In this case, finding free space was important, but minimizing the
space consumed on write-mostly floppy disks was critical.  FAT16 and
FAT32 increased the amount of storage available, but were still focused
on optimal storage of the "stable" portions of the system, including
the operating system, bundled applications, and preinstalled
applications.  The "user space" was less of a concern because the
assumption was that users would only store a limited amount of personal
information on the hard drive and would back-up/restore it frequently
as needed.

NTFS was based on HPFS developed for OS/2.  Even this environment was
designed for relatively small drives (20 megabytes or so), and
relatively limited memory (4-8 megabytes of RAM).

>  Disks today have much lower seek
> time, higher rotational rates, the disks have much bigger caches, and so do
> the computers.

Keep in mind that BSD 4.0 and later UNIX systems pretty much STARTED
with 300 megabyte drives, and 1-2 megabytes of RAM.  They were designed
for big drives, and multiple drives or partitions, and they were
designed to manage lots of little files (e-mail was often 1 file per
message, growing files (log files, spool files, and such), big files
(databases), and user files (home directories).  Over time, and
especially as Linux found it's niche as both a server and a
workstation, different filesystems were designed to be optimized for
each application.  In additon, some file systems were optimized to
support striping and RAID configurations.

>  Performance depends not only on the absolute value of these
> parameters, but on the relative values, because there are tradeoffs to be
> made, balancing one against the other.

This is precisely why Linux supports so many different filesystems
instead of just one or two.  Microsoft on the other hand, wants the
OEMS to place only one partition on the drive, and that drive is to be
used exclusively for Windows, and has been optimized for the
preinstalled software.  It really wasn't designed to support the
thousands of little files that are cached by web browsers like IE, or
lots of little files like e-mail messages or news articles.  They
aren't even optimized to support databases and other "volitile"
systems.

> What this all means is that it would probably be a good idea for someone
> with a good understanding of all these factors to do a series of careful
> experiments, and update the conventional wisdom if it is no longer correct.

Actually, Microsoft has done such studies, and has used this
information to help design benchmarks which give Microsoft the
advantage.  For example, if you create lots of "standard sized" files
that are exact multiples of the cluster size, and do reads and writes
that are exact multiples of the cluster, and limit the memory to around
64 megabytes, you can make NTFS about 5-10% faster than Linux when
configured with ext2 filesystem in 512 byte block sizes..  This is
because you end up with files that don't use the i-nodes efficently,
and you don't allocate blocks effeciently.  You can really skew the
results by properly "de-tuning" the file system on Linux and running it
against an optimized NTFS file system (large cache, large cluster size,
large memory, drive cached, and carefully written seek targets.

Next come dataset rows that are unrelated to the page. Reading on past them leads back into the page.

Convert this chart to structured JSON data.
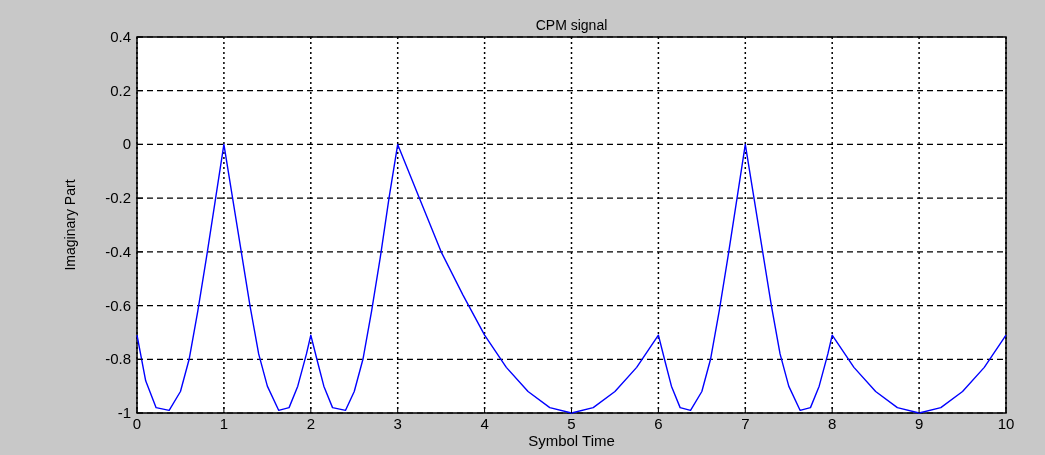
{
  "chart_data": {
    "type": "line",
    "title": "CPM signal",
    "xlabel": "Symbol Time",
    "ylabel": "Imaginary Part",
    "xlim": [
      0,
      10
    ],
    "xticks": [
      0,
      1,
      2,
      3,
      4,
      5,
      6,
      7,
      8,
      9,
      10
    ],
    "ylim": [
      -1,
      0.4
    ],
    "yticks": [
      -1,
      -0.8,
      -0.6,
      -0.4,
      -0.2,
      0,
      0.2,
      0.4
    ],
    "grid": true,
    "series": [
      {
        "color": "#0000ff",
        "x": [
          0,
          0.1,
          0.22,
          0.37,
          0.5,
          0.6,
          0.7,
          0.8,
          0.9,
          1,
          1.1,
          1.2,
          1.3,
          1.4,
          1.5,
          1.63,
          1.75,
          1.85,
          1.95,
          2,
          2.07,
          2.15,
          2.25,
          2.4,
          2.5,
          2.6,
          2.7,
          2.8,
          2.9,
          3,
          3.25,
          3.5,
          3.75,
          4,
          4.25,
          4.5,
          4.75,
          5,
          5.25,
          5.5,
          5.75,
          6,
          6.07,
          6.15,
          6.25,
          6.37,
          6.5,
          6.6,
          6.7,
          6.8,
          6.9,
          7,
          7.1,
          7.2,
          7.3,
          7.4,
          7.5,
          7.63,
          7.75,
          7.85,
          7.95,
          8,
          8.25,
          8.5,
          8.75,
          9,
          9.25,
          9.5,
          9.75,
          10
        ],
        "values": [
          -0.71,
          -0.88,
          -0.98,
          -0.99,
          -0.92,
          -0.8,
          -0.62,
          -0.42,
          -0.21,
          0,
          -0.2,
          -0.4,
          -0.6,
          -0.78,
          -0.9,
          -0.99,
          -0.98,
          -0.9,
          -0.78,
          -0.71,
          -0.8,
          -0.9,
          -0.98,
          -0.99,
          -0.92,
          -0.8,
          -0.62,
          -0.42,
          -0.2,
          0,
          -0.2,
          -0.4,
          -0.56,
          -0.71,
          -0.83,
          -0.92,
          -0.98,
          -1,
          -0.98,
          -0.92,
          -0.83,
          -0.71,
          -0.8,
          -0.9,
          -0.98,
          -0.99,
          -0.92,
          -0.8,
          -0.62,
          -0.42,
          -0.21,
          0,
          -0.2,
          -0.4,
          -0.6,
          -0.78,
          -0.9,
          -0.99,
          -0.98,
          -0.9,
          -0.78,
          -0.71,
          -0.83,
          -0.92,
          -0.98,
          -1,
          -0.98,
          -0.92,
          -0.83,
          -0.71
        ]
      }
    ]
  }
}
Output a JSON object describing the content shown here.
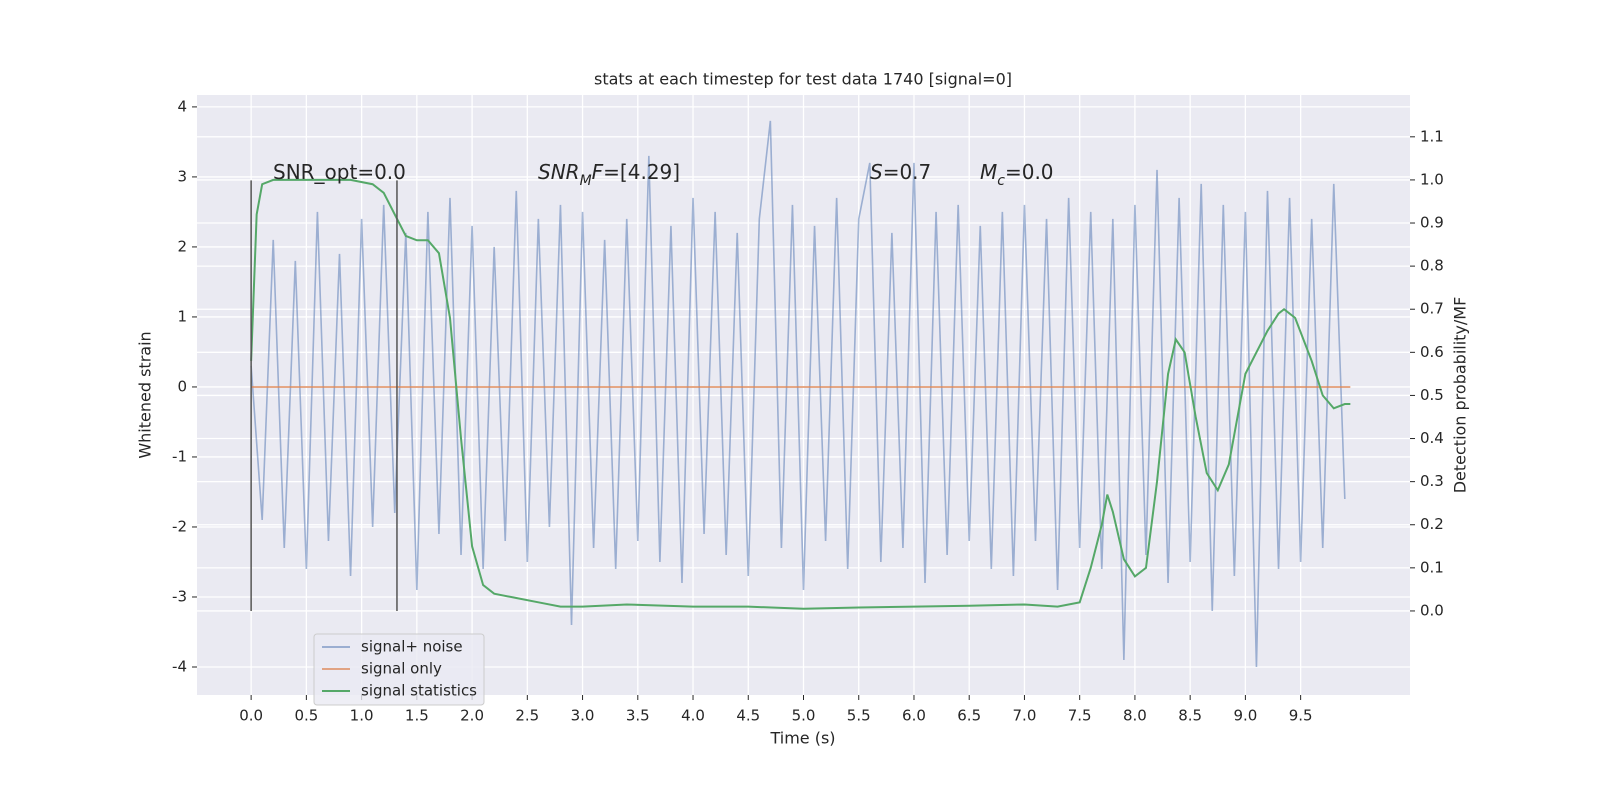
{
  "chart_data": {
    "type": "line",
    "title": "stats at each timestep for test data 1740 [signal=0]",
    "xlabel": "Time (s)",
    "ylabel": "Whitened strain",
    "y2label": "Detection probability/MF",
    "xlim": [
      -0.49,
      10.49
    ],
    "ylim": [
      -4.4,
      4.17
    ],
    "y2lim": [
      -0.195,
      1.197
    ],
    "xticks": [
      {
        "value": 0,
        "label": "0.0"
      },
      0.5,
      {
        "value": 1,
        "label": "1.0"
      },
      1.5,
      {
        "value": 2,
        "label": "2.0"
      },
      2.5,
      {
        "value": 3,
        "label": "3.0"
      },
      3.5,
      {
        "value": 4,
        "label": "4.0"
      },
      4.5,
      {
        "value": 5,
        "label": "5.0"
      },
      5.5,
      {
        "value": 6,
        "label": "6.0"
      },
      6.5,
      {
        "value": 7,
        "label": "7.0"
      },
      7.5,
      {
        "value": 8,
        "label": "8.0"
      },
      8.5,
      {
        "value": 9,
        "label": "9.0"
      },
      9.5
    ],
    "yticks": [
      -4,
      -3,
      -2,
      -1,
      0,
      1,
      2,
      3,
      4
    ],
    "y2ticks": [
      {
        "value": 0,
        "label": "0.0"
      },
      0.1,
      0.2,
      0.3,
      0.4,
      0.5,
      0.6,
      0.7,
      0.8,
      0.9,
      {
        "value": 1,
        "label": "1.0"
      },
      1.1
    ],
    "grid": true,
    "vlines": {
      "x": [
        0,
        1.32
      ],
      "ymin": -3.2,
      "ymax": 2.95,
      "color": "#555555"
    },
    "annotations": [
      [
        {
          "text": "SNR_opt=0.0"
        }
      ],
      [
        {
          "text": "SNR",
          "style": "italic"
        },
        {
          "text": "M",
          "style": "italic",
          "baseline": "sub"
        },
        {
          "text": "F",
          "style": "italic"
        },
        {
          "text": "=[4.29]"
        }
      ],
      [
        {
          "text": "S",
          "style": "italic"
        },
        {
          "text": "=0.7"
        }
      ],
      [
        {
          "text": "M",
          "style": "italic"
        },
        {
          "text": "c",
          "style": "italic",
          "baseline": "sub"
        },
        {
          "text": "=0.0"
        }
      ]
    ],
    "legend": "lower left",
    "series": [
      {
        "name": "signal+ noise",
        "color": "#4c72b0",
        "opacity": 0.5,
        "x": [
          0,
          0.1,
          0.2,
          0.3,
          0.4,
          0.5,
          0.6,
          0.7,
          0.8,
          0.9,
          1,
          1.1,
          1.2,
          1.3,
          1.4,
          1.5,
          1.6,
          1.7,
          1.8,
          1.9,
          2,
          2.1,
          2.2,
          2.3,
          2.4,
          2.5,
          2.6,
          2.7,
          2.8,
          2.9,
          3,
          3.1,
          3.2,
          3.3,
          3.4,
          3.5,
          3.6,
          3.7,
          3.8,
          3.9,
          4,
          4.1,
          4.2,
          4.3,
          4.4,
          4.5,
          4.6,
          4.7,
          4.8,
          4.9,
          5,
          5.1,
          5.2,
          5.3,
          5.4,
          5.5,
          5.6,
          5.7,
          5.8,
          5.9,
          6,
          6.1,
          6.2,
          6.3,
          6.4,
          6.5,
          6.6,
          6.7,
          6.8,
          6.9,
          7,
          7.1,
          7.2,
          7.3,
          7.4,
          7.5,
          7.6,
          7.7,
          7.8,
          7.9,
          8,
          8.1,
          8.2,
          8.3,
          8.4,
          8.5,
          8.6,
          8.7,
          8.8,
          8.9,
          9,
          9.1,
          9.2,
          9.3,
          9.4,
          9.5,
          9.6,
          9.7,
          9.8,
          9.9
        ],
        "values": [
          0.3,
          -1.9,
          2.1,
          -2.3,
          1.8,
          -2.6,
          2.5,
          -2.2,
          1.9,
          -2.7,
          2.4,
          -2.0,
          2.6,
          -1.8,
          2.2,
          -2.9,
          2.5,
          -2.1,
          2.7,
          -2.4,
          2.3,
          -2.6,
          2.0,
          -2.2,
          2.8,
          -2.5,
          2.4,
          -2.0,
          2.6,
          -3.4,
          2.5,
          -2.3,
          2.1,
          -2.6,
          2.4,
          -2.2,
          3.3,
          -2.5,
          2.3,
          -2.8,
          2.7,
          -2.1,
          2.5,
          -2.4,
          2.2,
          -2.7,
          2.4,
          3.8,
          -2.3,
          2.6,
          -2.9,
          2.3,
          -2.2,
          2.7,
          -2.6,
          2.4,
          3.2,
          -2.5,
          2.2,
          -2.3,
          3.2,
          -2.8,
          2.5,
          -2.4,
          2.6,
          -2.2,
          2.3,
          -2.6,
          2.5,
          -2.7,
          2.6,
          -2.2,
          2.4,
          -2.9,
          2.7,
          -2.3,
          2.5,
          -2.6,
          2.4,
          -3.9,
          2.6,
          -2.4,
          3.1,
          -2.8,
          2.7,
          -2.5,
          2.9,
          -3.2,
          2.6,
          -2.7,
          2.5,
          -4.0,
          2.8,
          -2.6,
          2.7,
          -2.5,
          2.4,
          -2.3,
          2.9,
          -1.6
        ]
      },
      {
        "name": "signal only",
        "color": "#dd8452",
        "opacity": 0.7,
        "x": [
          0,
          9.95
        ],
        "values": [
          0,
          0
        ]
      },
      {
        "name": "signal statistics",
        "color": "#55a868",
        "opacity": 1,
        "axis": "y2",
        "x": [
          0,
          0.05,
          0.1,
          0.2,
          0.5,
          0.9,
          1.1,
          1.2,
          1.3,
          1.4,
          1.5,
          1.6,
          1.7,
          1.8,
          1.9,
          2.0,
          2.1,
          2.2,
          2.4,
          2.6,
          2.8,
          3.0,
          3.4,
          4.0,
          4.5,
          5.0,
          5.5,
          6.0,
          6.5,
          7.0,
          7.3,
          7.5,
          7.6,
          7.7,
          7.75,
          7.8,
          7.9,
          8.0,
          8.1,
          8.2,
          8.3,
          8.37,
          8.45,
          8.55,
          8.65,
          8.75,
          8.85,
          9.0,
          9.1,
          9.2,
          9.3,
          9.35,
          9.45,
          9.6,
          9.7,
          9.8,
          9.9,
          9.95
        ],
        "values": [
          0.58,
          0.92,
          0.99,
          1.0,
          1.0,
          1.0,
          0.99,
          0.97,
          0.92,
          0.87,
          0.86,
          0.86,
          0.83,
          0.68,
          0.4,
          0.15,
          0.06,
          0.04,
          0.03,
          0.02,
          0.01,
          0.01,
          0.015,
          0.01,
          0.01,
          0.005,
          0.008,
          0.01,
          0.012,
          0.015,
          0.01,
          0.02,
          0.1,
          0.2,
          0.27,
          0.23,
          0.12,
          0.08,
          0.1,
          0.3,
          0.55,
          0.63,
          0.6,
          0.45,
          0.32,
          0.28,
          0.34,
          0.55,
          0.6,
          0.65,
          0.69,
          0.7,
          0.68,
          0.58,
          0.5,
          0.47,
          0.48,
          0.48
        ]
      }
    ]
  }
}
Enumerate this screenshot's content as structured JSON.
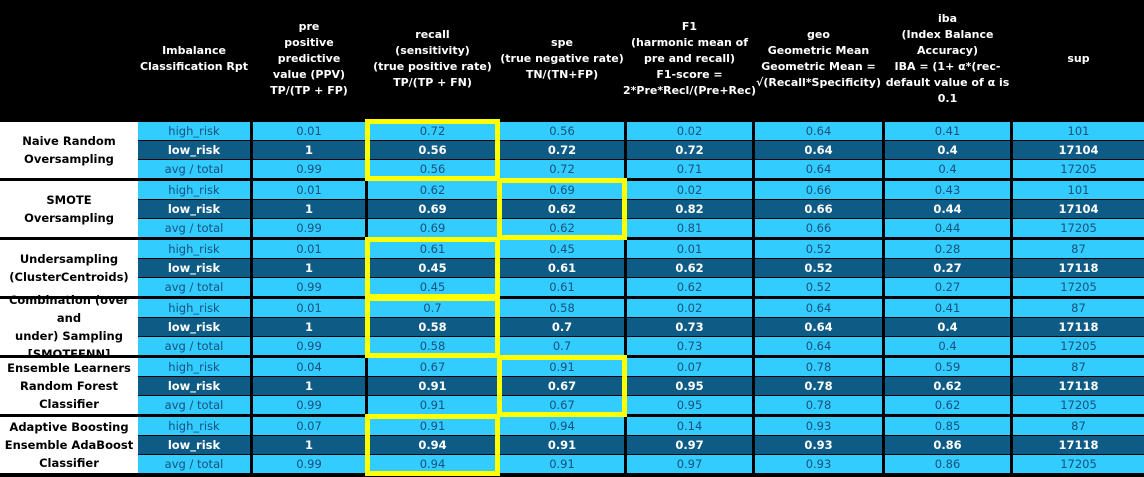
{
  "headers": [
    "Imbalance\nClassification Rpt",
    "pre\npositive predictive\nvalue (PPV)\nTP/(TP + FP)",
    "recall\n(sensitivity)\n(true positive rate)\nTP/(TP + FN)",
    "spe\n(true negative rate)\nTN/(TN+FP)",
    "F1\n(harmonic mean of\npre and recall)\nF1-score =\n2*Pre*Recl/(Pre+Rec)",
    "geo\nGeometric Mean\nGeometric Mean =\n√(Recall*Specificity)",
    "iba\n(Index Balance\nAccuracy)\nIBA = (1+ α*(rec-\ndefault value of α is\n0.1",
    "sup"
  ],
  "groups": [
    {
      "label": "Naive Random\nOversampling",
      "highlight": [
        "recall"
      ],
      "rows": [
        [
          "high_risk",
          "0.01",
          "0.72",
          "0.56",
          "0.02",
          "0.64",
          "0.41",
          "101"
        ],
        [
          "low_risk",
          "1",
          "0.56",
          "0.72",
          "0.72",
          "0.64",
          "0.4",
          "17104"
        ],
        [
          "avg / total",
          "0.99",
          "0.56",
          "0.72",
          "0.71",
          "0.64",
          "0.4",
          "17205"
        ]
      ]
    },
    {
      "label": "SMOTE Oversampling",
      "highlight": [
        "spe"
      ],
      "rows": [
        [
          "high_risk",
          "0.01",
          "0.62",
          "0.69",
          "0.02",
          "0.66",
          "0.43",
          "101"
        ],
        [
          "low_risk",
          "1",
          "0.69",
          "0.62",
          "0.82",
          "0.66",
          "0.44",
          "17104"
        ],
        [
          "avg / total",
          "0.99",
          "0.69",
          "0.62",
          "0.81",
          "0.66",
          "0.44",
          "17205"
        ]
      ]
    },
    {
      "label": "Undersampling\n(ClusterCentroids)",
      "highlight": [
        "recall"
      ],
      "rows": [
        [
          "high_risk",
          "0.01",
          "0.61",
          "0.45",
          "0.01",
          "0.52",
          "0.28",
          "87"
        ],
        [
          "low_risk",
          "1",
          "0.45",
          "0.61",
          "0.62",
          "0.52",
          "0.27",
          "17118"
        ],
        [
          "avg / total",
          "0.99",
          "0.45",
          "0.61",
          "0.62",
          "0.52",
          "0.27",
          "17205"
        ]
      ]
    },
    {
      "label": "Combination (over and\nunder) Sampling\n[SMOTEENN]",
      "highlight": [
        "recall"
      ],
      "rows": [
        [
          "high_risk",
          "0.01",
          "0.7",
          "0.58",
          "0.02",
          "0.64",
          "0.41",
          "87"
        ],
        [
          "low_risk",
          "1",
          "0.58",
          "0.7",
          "0.73",
          "0.64",
          "0.4",
          "17118"
        ],
        [
          "avg / total",
          "0.99",
          "0.58",
          "0.7",
          "0.73",
          "0.64",
          "0.4",
          "17205"
        ]
      ]
    },
    {
      "label": "Ensemble Learners\nRandom Forest Classifier",
      "highlight": [
        "spe"
      ],
      "rows": [
        [
          "high_risk",
          "0.04",
          "0.67",
          "0.91",
          "0.07",
          "0.78",
          "0.59",
          "87"
        ],
        [
          "low_risk",
          "1",
          "0.91",
          "0.67",
          "0.95",
          "0.78",
          "0.62",
          "17118"
        ],
        [
          "avg / total",
          "0.99",
          "0.91",
          "0.67",
          "0.95",
          "0.78",
          "0.62",
          "17205"
        ]
      ]
    },
    {
      "label": "Adaptive Boosting\nEnsemble AdaBoost\nClassifier",
      "highlight": [
        "recall"
      ],
      "rows": [
        [
          "high_risk",
          "0.07",
          "0.91",
          "0.94",
          "0.14",
          "0.93",
          "0.85",
          "87"
        ],
        [
          "low_risk",
          "1",
          "0.94",
          "0.91",
          "0.97",
          "0.93",
          "0.86",
          "17118"
        ],
        [
          "avg / total",
          "0.99",
          "0.94",
          "0.91",
          "0.97",
          "0.93",
          "0.86",
          "17205"
        ]
      ]
    }
  ],
  "colors": {
    "light_row": "#33ccff",
    "dark_row": "#0e5b86",
    "highlight": "#ffff00"
  }
}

The Linux community studied these results back in 1996-7 and created
new file systems such as ext3, reiser, jfs, and so on, along with fat32
support, and even ntfs drivers.  Linux distributors strongly reccomend
against writing to NTFS partitions, primarily because, when journalling
is disabled to make it run faster, it is very vulnerable to power
failures and "hard boots".  With Linux, you have a choice, but choosing
NTFS simply "because it's there" is considered very unwise.